Many different initiatives are seeking to foster an open, inclusive, and decentralized approach to AI development, such as the Artificial Superintelligence (ASI) Alliance.
Formed by SingularityNET, Fetch.ai, Ocean Protocol, and Cudos, the ASI Alliance is focused on decentralizing AI at every layer of the technology stack, from compute power to data access, from model training to AI services.
The ASI Alliance recognizes that AI monopolization is not just about control over models—it’s about control over infrastructure.
Compute power is centralized within the hands of cloud giants, making it nearly impossible for independent developers to compete. The ASI Alliance aims to change this by integrating decentralized compute networks, where AI models can be trained and run across distributed systems rather than corporate-owned data centers. CUDOS, member of the ASI Alliance, addresses the issue of centralized compute with a blockchain-based decentralized cloud computing platform designed to make computing more cost-efficient, scalable, and decentralized.
Another potential bottleneck could be data, with major corporations hoarding vast datasets while smaller AI projects struggle with access. Blockchain-based marketplaces like Ocean Protocol provide a way to democratize data ownership, allowing users to control their own data and make it available for AI training without surrendering privacy.
Blockchain offers a clear path toward decentralizing AI, and it does so in a variety of ways. The key lies in its fundamental properties—decentralization, transparency, and security. By eliminating centralized control, blockchain ensures that AI development and access are no longer dictated by a handful of powerful entities.
Rather than data being harvested and controlled by corporations, blockchain-based solutions like Ocean Protocol allow individuals and organizations to share, sell, or restrict access to their data on their own terms. This shift eliminates the monopolistic grip companies have over datasets and ensures that AI models are trained on diverse, ethically sourced data.
AI models today are often described as “black boxes” because their decision-making processes remain opaque. Blockchain can record AI training steps and inference processes on an immutable ledger, providing verifiable proof of how models reach their conclusions.
This approach minimizes risks associated with bias, manipulation, or unethical AI use.

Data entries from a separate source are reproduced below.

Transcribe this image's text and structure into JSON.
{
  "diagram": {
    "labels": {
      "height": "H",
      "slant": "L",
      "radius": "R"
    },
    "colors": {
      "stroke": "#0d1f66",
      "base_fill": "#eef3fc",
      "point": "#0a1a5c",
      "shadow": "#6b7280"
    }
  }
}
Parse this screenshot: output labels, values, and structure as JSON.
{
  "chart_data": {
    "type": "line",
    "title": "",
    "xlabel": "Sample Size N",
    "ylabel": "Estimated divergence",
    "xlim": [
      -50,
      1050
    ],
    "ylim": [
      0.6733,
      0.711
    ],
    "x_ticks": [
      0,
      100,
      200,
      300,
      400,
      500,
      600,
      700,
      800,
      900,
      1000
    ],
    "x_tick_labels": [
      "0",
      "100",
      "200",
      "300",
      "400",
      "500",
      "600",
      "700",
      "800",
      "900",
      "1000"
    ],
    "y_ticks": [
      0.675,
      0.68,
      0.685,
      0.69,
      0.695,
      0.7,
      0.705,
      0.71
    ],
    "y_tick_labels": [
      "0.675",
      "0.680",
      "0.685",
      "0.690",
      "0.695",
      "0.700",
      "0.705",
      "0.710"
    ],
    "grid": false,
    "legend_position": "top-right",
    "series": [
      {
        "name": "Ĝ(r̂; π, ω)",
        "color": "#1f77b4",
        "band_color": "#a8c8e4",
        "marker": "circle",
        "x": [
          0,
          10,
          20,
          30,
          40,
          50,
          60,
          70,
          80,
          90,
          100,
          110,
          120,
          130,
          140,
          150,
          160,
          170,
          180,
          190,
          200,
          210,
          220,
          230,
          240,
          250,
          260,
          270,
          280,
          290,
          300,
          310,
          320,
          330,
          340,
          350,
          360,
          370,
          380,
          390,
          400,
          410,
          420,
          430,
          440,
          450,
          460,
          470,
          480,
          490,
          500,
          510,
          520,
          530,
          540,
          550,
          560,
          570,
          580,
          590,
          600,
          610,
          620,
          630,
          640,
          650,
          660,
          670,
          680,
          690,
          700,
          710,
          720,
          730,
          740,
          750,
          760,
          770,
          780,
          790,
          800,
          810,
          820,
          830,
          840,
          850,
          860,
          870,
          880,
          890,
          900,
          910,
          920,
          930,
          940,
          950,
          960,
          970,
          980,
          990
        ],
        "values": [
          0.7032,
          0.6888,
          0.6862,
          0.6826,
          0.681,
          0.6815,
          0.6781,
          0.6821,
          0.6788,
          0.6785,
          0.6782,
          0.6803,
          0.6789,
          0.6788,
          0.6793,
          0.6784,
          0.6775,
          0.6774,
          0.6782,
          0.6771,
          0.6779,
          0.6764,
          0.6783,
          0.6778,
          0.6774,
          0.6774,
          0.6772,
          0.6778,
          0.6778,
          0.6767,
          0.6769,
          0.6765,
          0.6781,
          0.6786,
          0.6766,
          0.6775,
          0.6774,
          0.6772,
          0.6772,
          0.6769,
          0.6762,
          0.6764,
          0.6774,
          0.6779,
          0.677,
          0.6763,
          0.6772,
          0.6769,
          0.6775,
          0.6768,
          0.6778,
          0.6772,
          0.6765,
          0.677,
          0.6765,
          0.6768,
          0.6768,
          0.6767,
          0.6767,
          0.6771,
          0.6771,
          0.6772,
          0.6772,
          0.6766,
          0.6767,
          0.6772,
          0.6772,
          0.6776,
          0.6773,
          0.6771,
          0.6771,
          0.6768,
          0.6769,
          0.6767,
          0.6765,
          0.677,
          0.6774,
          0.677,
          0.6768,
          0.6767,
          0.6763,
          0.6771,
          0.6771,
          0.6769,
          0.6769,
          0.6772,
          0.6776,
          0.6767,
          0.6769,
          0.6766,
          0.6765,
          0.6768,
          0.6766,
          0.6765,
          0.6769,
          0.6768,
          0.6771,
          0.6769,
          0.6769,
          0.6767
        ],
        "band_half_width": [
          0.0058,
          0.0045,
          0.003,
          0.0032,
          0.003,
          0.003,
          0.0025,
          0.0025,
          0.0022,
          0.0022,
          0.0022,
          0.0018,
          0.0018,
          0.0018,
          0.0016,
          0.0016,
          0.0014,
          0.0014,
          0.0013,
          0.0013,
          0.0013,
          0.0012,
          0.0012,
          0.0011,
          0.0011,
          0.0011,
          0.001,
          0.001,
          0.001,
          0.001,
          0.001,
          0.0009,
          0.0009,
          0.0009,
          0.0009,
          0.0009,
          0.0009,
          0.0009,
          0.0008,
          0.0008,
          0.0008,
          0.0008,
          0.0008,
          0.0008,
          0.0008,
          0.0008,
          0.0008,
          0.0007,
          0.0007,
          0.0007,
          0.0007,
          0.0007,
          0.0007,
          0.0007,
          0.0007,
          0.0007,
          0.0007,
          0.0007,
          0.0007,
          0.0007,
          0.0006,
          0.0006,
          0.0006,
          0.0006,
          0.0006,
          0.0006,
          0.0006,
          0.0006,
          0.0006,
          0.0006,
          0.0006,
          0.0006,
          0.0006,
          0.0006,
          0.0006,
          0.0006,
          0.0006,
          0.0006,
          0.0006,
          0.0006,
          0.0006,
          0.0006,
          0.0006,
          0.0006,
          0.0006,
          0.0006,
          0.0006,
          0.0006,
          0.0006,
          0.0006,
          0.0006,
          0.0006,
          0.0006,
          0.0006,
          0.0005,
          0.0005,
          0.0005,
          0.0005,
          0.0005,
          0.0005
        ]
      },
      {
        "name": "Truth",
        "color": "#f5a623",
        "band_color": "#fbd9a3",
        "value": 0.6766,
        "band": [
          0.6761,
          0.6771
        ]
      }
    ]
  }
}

In decentralized AI ecosystems, governance mechanisms could also be coded into smart contracts, ensuring that models are audited and updated in a transparent, community-driven manner rather than being controlled behind closed doors.
Preventing an AI monopoly is not a challenge that can be solved by a single technology or approach—it requires a fundamental restructuring of how AI is built, accessed, and governed.
Blockchain is one piece of this puzzle, offering a way to decentralize data ownership, secure AI transactions, and create transparent governance structures. But blockchain alone is not enough.
The true battle against AI monopolization requires a decentralized infrastructure for compute power, open-source AI models, community-driven governance, and alternative AI marketplaces that can break the stranglehold of corporate-controlled ecosystems.
The future of AI does not have to be dictated by a few corporations with monopolistic power over data and compute. The technologies to decentralize AI exist today—what remains is the collective effort to integrate them, scale them, and fight against the entrenched interests that seek to maintain control.